First off, now that I'm rewriting it I'm working on fixing up some of the timeline discrepancies and the general timeframe of the fic, and the characters have all been aged up 2 years from their original ages because I felt it was probably best that the whole Rajan/Sophie thing take place when they're a little more mature. Re-reading and seeing them act Like That at 14/15ish was uncomfy, but since I was acting that way with my boyfriend when we were 16/17ish it was a little less uncomfy to have them be closer to that age... And I kinda just felt it made more sense in general for them to be older, especially considering I'm 20 now, and looking back a 14 year old wouldn't get up to the junk that these guys did and wouldn't be self-sufficient enough to survive almost completely on their own - lord knows that even as a highly self-sufficient 14 year old myself I wasn't ready to live on my own the way they are, but by 16 I was at least ready to be left alone for long stretches of time with occasional adult check-ins by my parents.
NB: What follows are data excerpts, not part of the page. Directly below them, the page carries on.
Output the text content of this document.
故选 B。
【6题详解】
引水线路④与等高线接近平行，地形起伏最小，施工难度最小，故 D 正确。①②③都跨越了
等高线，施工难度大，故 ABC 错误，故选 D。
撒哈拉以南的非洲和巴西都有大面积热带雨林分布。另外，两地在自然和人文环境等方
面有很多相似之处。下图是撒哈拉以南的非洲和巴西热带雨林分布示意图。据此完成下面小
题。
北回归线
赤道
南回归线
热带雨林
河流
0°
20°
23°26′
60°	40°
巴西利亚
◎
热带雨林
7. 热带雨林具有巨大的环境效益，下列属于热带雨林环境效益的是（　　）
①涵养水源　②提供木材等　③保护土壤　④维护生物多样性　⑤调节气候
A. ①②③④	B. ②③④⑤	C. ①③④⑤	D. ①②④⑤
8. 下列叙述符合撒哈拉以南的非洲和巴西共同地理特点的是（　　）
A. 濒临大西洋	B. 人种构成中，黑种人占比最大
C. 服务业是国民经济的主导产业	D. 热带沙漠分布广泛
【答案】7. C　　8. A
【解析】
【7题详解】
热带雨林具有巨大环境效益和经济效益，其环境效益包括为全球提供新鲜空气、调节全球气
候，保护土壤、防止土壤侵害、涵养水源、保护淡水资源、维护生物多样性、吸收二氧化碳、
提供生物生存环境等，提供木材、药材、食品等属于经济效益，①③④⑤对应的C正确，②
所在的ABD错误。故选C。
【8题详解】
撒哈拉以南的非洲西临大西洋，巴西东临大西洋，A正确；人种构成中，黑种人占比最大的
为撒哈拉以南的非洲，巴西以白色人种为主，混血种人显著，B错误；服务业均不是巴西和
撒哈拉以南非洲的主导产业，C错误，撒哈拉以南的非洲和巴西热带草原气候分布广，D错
Second, me messing around with the general timeframe of the fic will not change the overall story drastically at all! I've left everything in the same order, it's just that the story itself has slightly better pacing and I've spaced some events closer together or further away from each other depending on what felt more authentic. The original fic took place over the span of (I think) about a year and a half. This one spans closer to two - nothing extreme.
Third, some important plot points have been reimagined to make more sense. I mean, seriously, I was 14 the first time around, and my grasp of conflict was... Off. So this time around any big conflicts hopefully make more sense to everyone else haha
Fourth, no it's not beta read this time either haha, but thankfully I'm 20 years old and I usually catch my mistakes, but if I don't the first time around I'll get it on a re-read later on down the line and edit it.
I had more stuff to say but I forgot so! I'll go ahead and cut this off here. Thanks for reading, again, and Happy New Year!